Tolérance zéro. C’est la politique pénale appliquée contre les crimes environnementaux. Une politique affirmée de vive voix par Herilaza Imbiki, ministre de la Justice, hier, en marge de la cérémonie d’ouverture d’un colloque international sur la justice administrative et l’environnement, à Ivandry.
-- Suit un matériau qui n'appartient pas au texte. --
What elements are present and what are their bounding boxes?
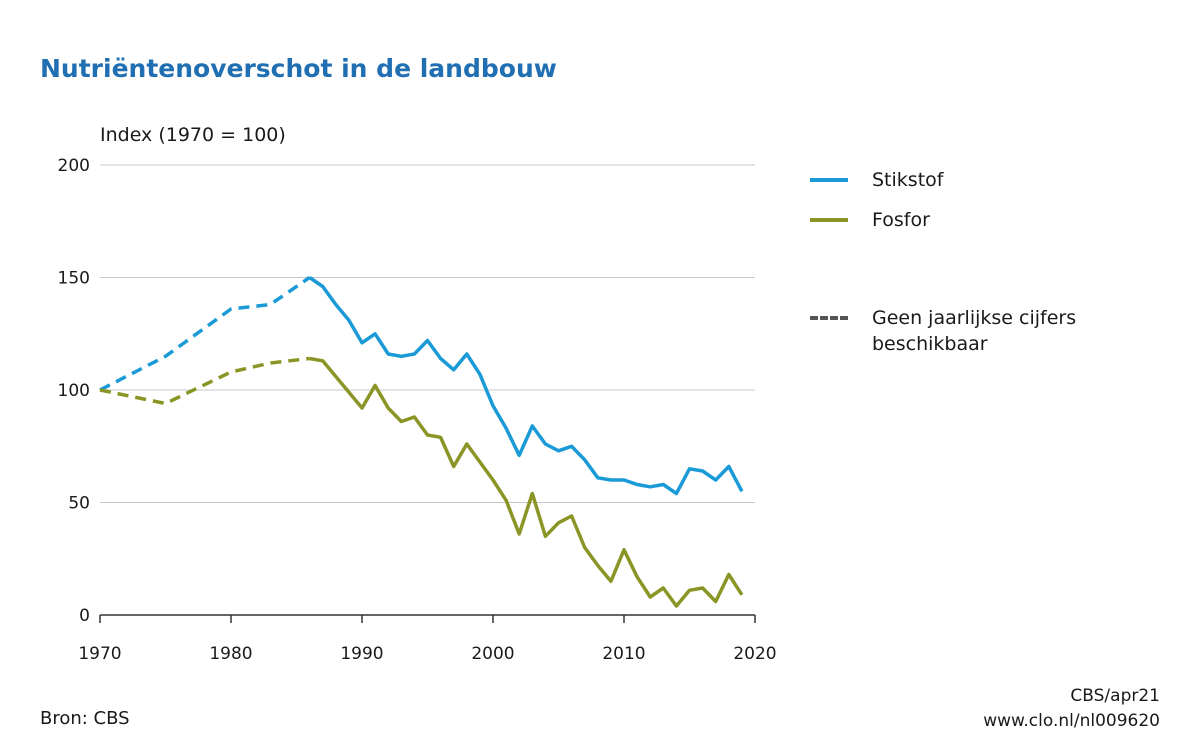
x-tick-2010: 2010 [602, 644, 645, 664]
legend-label-fosfor: Fosfor [872, 209, 930, 231]
y-axis-label: Index (1970 = 100) [100, 124, 286, 146]
series-fosfor-dashed [99, 356, 310, 406]
y-tick-labels: 0 50 100 150 200 [58, 156, 90, 626]
series-stikstof-dashed [99, 276, 311, 392]
legend-item-fosfor: Fosfor [810, 205, 1140, 245]
series-lines [99, 276, 744, 608]
legend-label-dashed-line2: beschikbaar [872, 333, 988, 355]
legend-label-dashed: Geen jaarlijkse cijfers beschikbaar [872, 305, 1076, 357]
chart-title: Nutriëntenoverschot in de landbouw [40, 54, 557, 83]
series-fosfor-solid [309, 356, 744, 608]
legend-label-stikstof: Stikstof [872, 169, 944, 191]
legend-label-dashed-line1: Geen jaarlijkse cijfers [872, 307, 1077, 329]
x-tick-2020: 2020 [733, 644, 776, 664]
x-tick-1970: 1970 [78, 644, 121, 664]
legend-swatch-fosfor [810, 218, 848, 222]
legend-item-stikstof: Stikstof [810, 165, 1140, 205]
x-tick-1990: 1990 [340, 644, 383, 664]
legend-item-dashed: Geen jaarlijkse cijfers beschikbaar [810, 303, 1140, 355]
y-tick-0: 0 [79, 606, 90, 626]
credit-line-2: www.clo.nl/nl009620 [983, 711, 1160, 731]
y-tick-150: 150 [58, 269, 90, 289]
credit-note: CBS/apr21 www.clo.nl/nl009620 [983, 684, 1160, 734]
y-tick-50: 50 [68, 494, 90, 514]
grid-lines [99, 164, 756, 623]
x-tick-2000: 2000 [471, 644, 514, 664]
y-tick-200: 200 [58, 156, 90, 176]
x-tick-1980: 1980 [209, 644, 252, 664]
x-tick-labels: 1970 1980 1990 2000 2010 2020 [78, 644, 776, 664]
legend-swatch-dashed [810, 316, 848, 320]
credit-line-1: CBS/apr21 [1070, 686, 1160, 706]
source-note: Bron: CBS [40, 708, 130, 729]
legend-swatch-stikstof [810, 178, 848, 182]
series-stikstof-solid [308, 276, 744, 496]
legend: Stikstof Fosfor Geen jaarlijkse cijfers … [810, 165, 1140, 355]
y-tick-100: 100 [58, 381, 90, 401]
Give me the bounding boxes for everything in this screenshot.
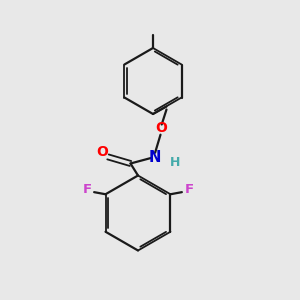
Text: N: N	[148, 150, 161, 165]
Text: F: F	[82, 183, 91, 196]
Text: O: O	[96, 145, 108, 159]
Text: O: O	[155, 121, 167, 135]
Text: F: F	[184, 183, 194, 196]
Text: H: H	[170, 155, 181, 169]
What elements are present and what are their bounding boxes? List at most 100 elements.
Dans son allocution d’ouverture de l’événement d’hier, à Ivandry, Baomiavotse Raharinirina, ministre de l’Environnement et du développement durable, a déploré que, «historiquement, nous avons assisté et assistons encore, au foisonnement des règles juridiques tant nationale, qu’internationale. Cependant, force est d’admettre que la multiplication des traités, l’adoption des lois et des réglementations nationales ne semblent pas, pour le moment, permettre d’avoir les effets escomptés».

À entendre la ministre de l’Environnement, le cadre juridique pour lutter contre les crimes environnementaux, la tolérance zéro martelée ne seraient pas suffisamment dissuasifs. Qu’ils ne permettent pas de renforcer la protection de l’environnement. «La perpétuation, voir l’accroissement des dégradations à Madagascar, en témoigne, remettant en cause l’efficacité et l’effectivité même du droit de l’environnement et du droit au service de l’environnement », regrette Baomiavotse Raharinirina.

Concilier des impératifs

La membre du gouvernement a lancé un cri du cœur en faveur de «la mise en œuvre d’actions concrètes», dans la recherche d’un juste équilibre entre l’impératif de la croissance économique et la préservation des ressources naturelles pour les générations futures. Selon le garde des sceaux de la République, là se trouve l’importance du rôle du juge, notamment, du juge administratif. «La justice a un rôle important pour arbitrer les intérêts divergents. Le juge administratif dans son rôle de garant de la légalité a un grand rôle à jouer», soutient le ministre Imbiki.

Les discussions tournent sur une question centrale, «comment faire pour que les décisions prises par les autorités compétentes des pays répondent à l’exigence de garantir le bien-être de la population et le respect des droits environnementaux dans le court, moyen et long terme ?». L’enjeu est de concilier ces deux impératifs.